Conversations For Transformation

Essays By Laurence Platt

Inspired By The Ideas Of Werner Erhard

And More




The Trouble With "The Truth"  (The Trouble With "The Answer")

Cowboy Cottage, East Napa, California, USA

January 19, 2016

Werner Erhard famously avers you never discuss God with someone who doesn't know the difference between their ass  and a hole in the ground. That's a very provocative  assertion. It's very confronting. It's very ... well ... it's very Werner.

To be sure, there's nothing either intrinsically or inherently wrong with having a conversation about God with anyone - of any faith, any time, anywhere. The trouble's likely to arise, however, not from the conversation itself but rather from the context  (which is to say from the unexamined  context) in which such conversations usually take place. And although it's not the same distinction  as "God", the trouble with having a conversation about "The Truth", and the trouble with having a conversation about "The Answer", are similar, especially if they're rooted in the same unexamined context in which such conversations usually take place.

Life is open, life is fluid, life is kinetic  (look out-here  and it's obvious: something's happening because everything's moving). And the trouble with "The Truth" is as soon as we figure it out (which is exactly what we're driven to do, yes?), it becomes a closed, static, fixed version  of the real  thing. That's the hazard inherent in any conversation about "The Truth". But what's crucial to distinguish here is it's a hazard which goeswith  (as Alan Watts may have said) any conversation  about "The Truth" and yet doesn't gowith  "The Truth" itself per se  - that is to say it's we  who reduce the distinguished "Truth" to closed, static, fixed, dry concepts and beliefs.

It's a trap. It's natural for us human beings to want to inquire into "The Truth". And yet in so doing, we reduce "The Truth" to an unsatisfying collection of closed, static, fixed, dry concepts and beliefs. The joy and the satisfaction in life come from being in the conversation, yes?

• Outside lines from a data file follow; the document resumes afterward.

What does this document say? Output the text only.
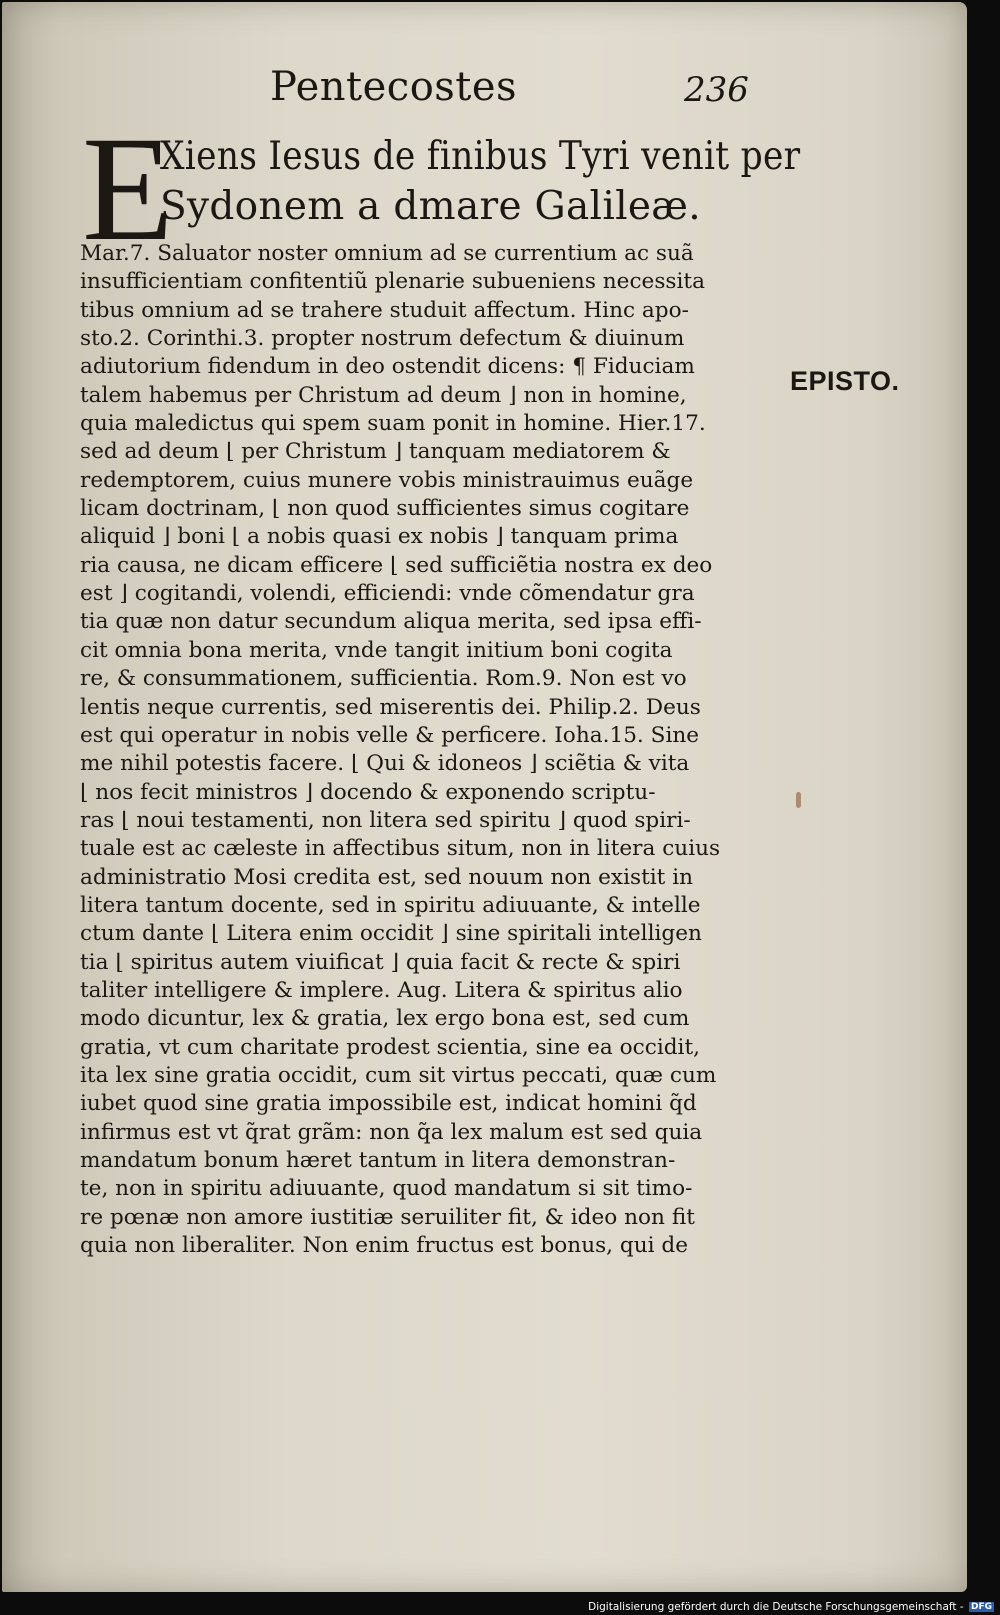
Pentecostes	236
E
Xiens Iesus de finibus Tyri venit per
Sydonem a dmare Galileæ.
Mar.7. Saluator noster omnium ad se currentium ac suã
insufficientiam confitentiũ plenarie subueniens necessita
tibus omnium ad se trahere studuit affectum. Hinc apo-
sto.2. Corinthi.3. propter nostrum defectum & diuinum
adiutorium fidendum in deo ostendit dicens: ¶ Fiduciam
talem habemus per Christum ad deum ⌋ non in homine,
quia maledictus qui spem suam ponit in homine. Hier.17.
sed ad deum ⌊ per Christum ⌋ tanquam mediatorem &
redemptorem, cuius munere vobis ministrauimus euãge
licam doctrinam, ⌊ non quod sufficientes simus cogitare
aliquid ⌋ boni ⌊ a nobis quasi ex nobis ⌋ tanquam prima
ria causa, ne dicam efficere ⌊ sed sufficiẽtia nostra ex deo
est ⌋ cogitandi, volendi, efficiendi: vnde cõmendatur gra
tia quæ non datur secundum aliqua merita, sed ipsa effi-
cit omnia bona merita, vnde tangit initium boni cogita
re, & consummationem, sufficientia. Rom.9. Non est vo
lentis neque currentis, sed miserentis dei. Philip.2. Deus
est qui operatur in nobis velle & perficere. Ioha.15. Sine
me nihil potestis facere. ⌊ Qui & idoneos ⌋ sciẽtia & vita
⌊ nos fecit ministros ⌋ docendo & exponendo scriptu-
ras ⌊ noui testamenti, non litera sed spiritu ⌋ quod spiri-
tuale est ac cæleste in affectibus situm, non in litera cuius
administratio Mosi credita est, sed nouum non existit in
litera tantum docente, sed in spiritu adiuuante, & intelle
ctum dante ⌊ Litera enim occidit ⌋ sine spiritali intelligen
tia ⌊ spiritus autem viuificat ⌋ quia facit & recte & spiri
taliter intelligere & implere. Aug. Litera & spiritus alio
modo dicuntur, lex & gratia, lex ergo bona est, sed cum
gratia, vt cum charitate prodest scientia, sine ea occidit,
ita lex sine gratia occidit, cum sit virtus peccati, quæ cum
iubet quod sine gratia impossibile est, indicat homini q̃d
infirmus est vt q̃rat grãm: non q̃a lex malum est sed quia
mandatum bonum hæret tantum in litera demonstran-
te, non in spiritu adiuuante, quod mandatum si sit timo-
re pœnæ non amore iustitiæ seruiliter fit, & ideo non fit
quia non liberaliter. Non enim fructus est bonus, qui de
EPISTO.
Digitalisierung gefördert durch die Deutsche Forschungsgemeinschaft - DFG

The joy and the satisfaction in life, in other words come from having a say in the matter  of our own lives. "The Truth" itself (the pure, the undiluted, the "what's so")  is strangely neutral, unjoyous, and maddeningly dissatisfying ("a-satisfying" as in "asexual" may be the best way to articulate this) - even when facets of it are well known and clearly understood.

The reduction of the distinguished "Truth" to closed, static, fixed, dry concepts and beliefs, is the unexamined context in which almost all  conversations about "The Truth" take place. However (and I really want you to get this) you don't honor "The Truth" by believing it:  you honor "The Truth" by living  it ie by being  it. When you honor "The Truth" by living it ie by being it and not by believing it, only then can you claim to know the difference between your ass and a hole in the ground.

Now who we are, it could be said, never  shows up in "The Truth" ie who we are never shows up in "The Answer" - no matter how much and no matter how intently and no matter how fervently we seek it there. Where we show up rather, is in what we say about "The Truth"  - or at least in the fact that we have something to say about it at all  in the first place. When you know it's you  who reduces the distinguished "Truth" to closed, static, fixed, dry concepts and beliefs, then a new context can become available in which it's likely that a conversation about "The Truth" can bear fruit, and not devolve into closed, static, fixed, dry concepts and beliefs ... and  ... be joyful and satisfying at the same time.

But wait! There's yet more  trouble in the land - in particular, with regard to "The Answer". It's this: there are at least a thousand answers  to any question about life which is worth asking. Yet somehow we have it rigged that there's only one  possible "The Answer" - so there are at least another nine hundred and ninety nine  perfectly decent other answers we miss. There are no smarts  in settling for only one  "The Answer" when a great question  can evoke a thousand great answers.